One IP publication, IP Watchdog, describes how the IP Accelerator is a particularly disruptive concept in part because of that quick access to the Brand Registry: Previously, a company would have had to have a trademark approved by the patent office before joining. Now, it seems that as long as the application is in progress — via the legal firms that have been picked to be a part of the IP Accelerator — you can join the registry. Businesses generally try to join it to get a leg up on their marketing, and critics see the Accelerator as one way to potentially game that system.
(The other way that the IP Accelerator is disruptive, according to the article? By forcing a pricing structure for trademarking services that departs from the norm, for a potentially very large audience of customers, which also could lay the groundwork for a wider set of legal services for businesses.)

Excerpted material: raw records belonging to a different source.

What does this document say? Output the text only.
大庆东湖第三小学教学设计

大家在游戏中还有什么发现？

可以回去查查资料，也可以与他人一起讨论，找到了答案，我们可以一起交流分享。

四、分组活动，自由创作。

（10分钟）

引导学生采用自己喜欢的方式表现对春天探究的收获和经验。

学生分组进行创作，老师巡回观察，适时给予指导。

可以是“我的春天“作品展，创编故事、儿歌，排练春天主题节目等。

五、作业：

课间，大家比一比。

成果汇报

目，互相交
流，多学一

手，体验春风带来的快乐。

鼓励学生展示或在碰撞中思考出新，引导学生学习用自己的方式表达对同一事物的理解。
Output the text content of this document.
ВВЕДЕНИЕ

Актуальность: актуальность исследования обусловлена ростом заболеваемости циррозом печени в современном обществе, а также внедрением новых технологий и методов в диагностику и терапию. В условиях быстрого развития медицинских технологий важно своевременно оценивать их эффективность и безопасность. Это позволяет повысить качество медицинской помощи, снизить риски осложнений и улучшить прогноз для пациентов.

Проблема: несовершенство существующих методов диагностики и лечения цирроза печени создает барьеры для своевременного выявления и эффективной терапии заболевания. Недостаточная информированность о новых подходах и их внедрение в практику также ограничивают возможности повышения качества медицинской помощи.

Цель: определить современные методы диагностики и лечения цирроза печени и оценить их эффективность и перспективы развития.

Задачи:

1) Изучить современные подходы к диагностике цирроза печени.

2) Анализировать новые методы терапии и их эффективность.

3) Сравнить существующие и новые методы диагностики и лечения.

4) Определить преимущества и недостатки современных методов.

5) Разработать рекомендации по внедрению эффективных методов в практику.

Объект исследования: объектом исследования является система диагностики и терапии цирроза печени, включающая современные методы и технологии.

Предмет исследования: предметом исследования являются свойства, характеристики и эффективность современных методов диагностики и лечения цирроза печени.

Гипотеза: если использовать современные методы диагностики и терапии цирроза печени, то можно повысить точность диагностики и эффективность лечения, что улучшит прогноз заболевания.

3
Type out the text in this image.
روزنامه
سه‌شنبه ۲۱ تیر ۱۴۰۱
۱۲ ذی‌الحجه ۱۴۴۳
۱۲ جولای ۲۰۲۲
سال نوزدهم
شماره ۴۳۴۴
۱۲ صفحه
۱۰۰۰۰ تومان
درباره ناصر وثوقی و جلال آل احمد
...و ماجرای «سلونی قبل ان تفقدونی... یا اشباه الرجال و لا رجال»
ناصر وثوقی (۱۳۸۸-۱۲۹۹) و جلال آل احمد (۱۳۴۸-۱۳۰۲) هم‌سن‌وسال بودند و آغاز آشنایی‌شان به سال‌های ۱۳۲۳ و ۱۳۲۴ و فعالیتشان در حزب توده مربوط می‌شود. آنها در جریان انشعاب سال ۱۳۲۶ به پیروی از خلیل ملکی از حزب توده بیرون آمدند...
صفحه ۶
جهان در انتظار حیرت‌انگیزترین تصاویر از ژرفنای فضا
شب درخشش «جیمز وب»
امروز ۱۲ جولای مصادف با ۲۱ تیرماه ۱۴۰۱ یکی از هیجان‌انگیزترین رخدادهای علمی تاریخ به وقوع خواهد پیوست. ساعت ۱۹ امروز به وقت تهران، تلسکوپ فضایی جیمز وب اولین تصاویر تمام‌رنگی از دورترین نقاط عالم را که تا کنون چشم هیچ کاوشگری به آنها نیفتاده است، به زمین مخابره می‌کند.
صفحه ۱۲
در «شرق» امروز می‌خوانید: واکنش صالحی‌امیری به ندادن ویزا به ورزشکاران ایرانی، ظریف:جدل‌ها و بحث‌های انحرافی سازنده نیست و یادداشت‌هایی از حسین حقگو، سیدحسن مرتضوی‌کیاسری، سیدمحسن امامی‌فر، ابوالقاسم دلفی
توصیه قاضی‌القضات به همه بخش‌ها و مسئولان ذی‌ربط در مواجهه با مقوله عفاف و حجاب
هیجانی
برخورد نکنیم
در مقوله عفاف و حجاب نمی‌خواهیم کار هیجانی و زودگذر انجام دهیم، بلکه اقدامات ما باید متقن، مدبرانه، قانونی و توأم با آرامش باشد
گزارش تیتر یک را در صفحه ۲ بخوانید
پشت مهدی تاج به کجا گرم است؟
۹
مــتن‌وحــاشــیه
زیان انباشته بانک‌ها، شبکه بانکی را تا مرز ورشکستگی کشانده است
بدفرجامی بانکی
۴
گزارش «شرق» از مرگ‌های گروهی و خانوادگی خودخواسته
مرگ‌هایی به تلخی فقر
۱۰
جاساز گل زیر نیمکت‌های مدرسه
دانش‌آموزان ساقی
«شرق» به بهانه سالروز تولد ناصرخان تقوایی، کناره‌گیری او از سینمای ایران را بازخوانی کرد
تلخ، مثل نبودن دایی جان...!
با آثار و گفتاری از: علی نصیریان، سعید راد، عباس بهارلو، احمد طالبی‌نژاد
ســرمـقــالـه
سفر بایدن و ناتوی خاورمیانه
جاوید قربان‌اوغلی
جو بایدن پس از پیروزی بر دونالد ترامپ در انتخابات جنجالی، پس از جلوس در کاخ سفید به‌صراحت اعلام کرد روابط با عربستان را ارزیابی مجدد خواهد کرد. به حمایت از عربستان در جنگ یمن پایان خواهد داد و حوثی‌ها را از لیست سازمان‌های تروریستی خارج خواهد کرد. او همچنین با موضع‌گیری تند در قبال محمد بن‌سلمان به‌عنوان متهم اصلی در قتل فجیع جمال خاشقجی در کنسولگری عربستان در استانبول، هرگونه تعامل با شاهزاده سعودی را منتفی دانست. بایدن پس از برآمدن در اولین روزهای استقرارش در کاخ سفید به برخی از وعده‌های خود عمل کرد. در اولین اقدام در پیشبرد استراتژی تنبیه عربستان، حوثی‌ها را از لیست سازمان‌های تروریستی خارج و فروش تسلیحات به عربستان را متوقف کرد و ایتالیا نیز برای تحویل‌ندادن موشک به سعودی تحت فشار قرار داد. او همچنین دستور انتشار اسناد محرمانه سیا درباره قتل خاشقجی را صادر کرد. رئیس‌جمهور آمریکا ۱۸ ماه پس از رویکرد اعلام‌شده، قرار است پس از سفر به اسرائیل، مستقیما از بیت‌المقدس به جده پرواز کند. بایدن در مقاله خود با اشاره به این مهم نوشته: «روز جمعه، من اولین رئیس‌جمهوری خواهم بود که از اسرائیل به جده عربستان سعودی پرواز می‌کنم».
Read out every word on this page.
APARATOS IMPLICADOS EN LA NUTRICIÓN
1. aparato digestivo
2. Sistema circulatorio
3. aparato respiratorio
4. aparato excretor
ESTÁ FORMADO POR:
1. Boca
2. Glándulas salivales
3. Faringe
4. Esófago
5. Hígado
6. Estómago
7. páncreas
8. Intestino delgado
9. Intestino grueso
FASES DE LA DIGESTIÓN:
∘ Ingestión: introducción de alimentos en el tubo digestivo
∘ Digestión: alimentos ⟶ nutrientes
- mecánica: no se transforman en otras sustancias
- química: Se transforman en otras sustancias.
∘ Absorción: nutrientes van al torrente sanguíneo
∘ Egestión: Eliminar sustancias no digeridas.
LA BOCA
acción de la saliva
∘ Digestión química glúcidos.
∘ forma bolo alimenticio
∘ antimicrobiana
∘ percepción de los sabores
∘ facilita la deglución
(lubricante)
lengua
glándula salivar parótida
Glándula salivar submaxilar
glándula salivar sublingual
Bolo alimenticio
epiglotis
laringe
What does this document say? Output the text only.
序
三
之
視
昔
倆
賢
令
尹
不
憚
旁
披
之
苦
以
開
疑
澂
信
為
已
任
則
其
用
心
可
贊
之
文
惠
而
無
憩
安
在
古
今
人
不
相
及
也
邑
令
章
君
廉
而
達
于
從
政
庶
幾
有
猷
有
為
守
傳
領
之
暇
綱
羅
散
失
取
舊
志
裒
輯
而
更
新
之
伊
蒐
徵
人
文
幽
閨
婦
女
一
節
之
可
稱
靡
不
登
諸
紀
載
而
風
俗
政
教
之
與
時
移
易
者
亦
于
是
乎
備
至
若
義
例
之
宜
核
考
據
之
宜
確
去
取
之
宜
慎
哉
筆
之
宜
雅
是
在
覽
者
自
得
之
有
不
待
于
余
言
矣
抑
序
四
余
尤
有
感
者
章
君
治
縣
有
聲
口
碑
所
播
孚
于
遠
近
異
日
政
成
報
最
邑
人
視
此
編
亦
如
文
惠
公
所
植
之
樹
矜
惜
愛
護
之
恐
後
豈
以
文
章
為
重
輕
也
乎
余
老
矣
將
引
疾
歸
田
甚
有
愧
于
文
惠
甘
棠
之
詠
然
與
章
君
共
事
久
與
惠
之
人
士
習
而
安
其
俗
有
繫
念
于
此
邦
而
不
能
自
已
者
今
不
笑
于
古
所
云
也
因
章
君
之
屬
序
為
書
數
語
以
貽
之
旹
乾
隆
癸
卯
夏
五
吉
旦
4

The business of providing business services to SMBs on the platform is an interesting one.
We’ve seen a number of startups emerge in recent times that are looking to acquire and roll up the best of the SMBs that sell on Amazon with big ambitions of their own.
Their plans are to use economies of scale to run these businesses better, with better supply-chain management, marketing, IP control and more. That strategy is predicated on the fact that those small businesses are finding it a challenge to take their enterprises to the next level on their own.
In that regard, Amazon’s IP Accelerator potentially gives those smaller sellers another helping hand to stay independent (or at least grow their businesses enough to catch the attention of these consolidators).
“Great ideas are the core of every good business. Turning those ideas into a reality relies on IP,” said Pippa Hall, director of Innovation and Chief Economist at the UK’s Intellectual Property Office, said in a statement. “Understanding, protecting and getting the most out of your IP is a crucial ingredient of success. A good IP strategy should sit at the heart of every good business plan.”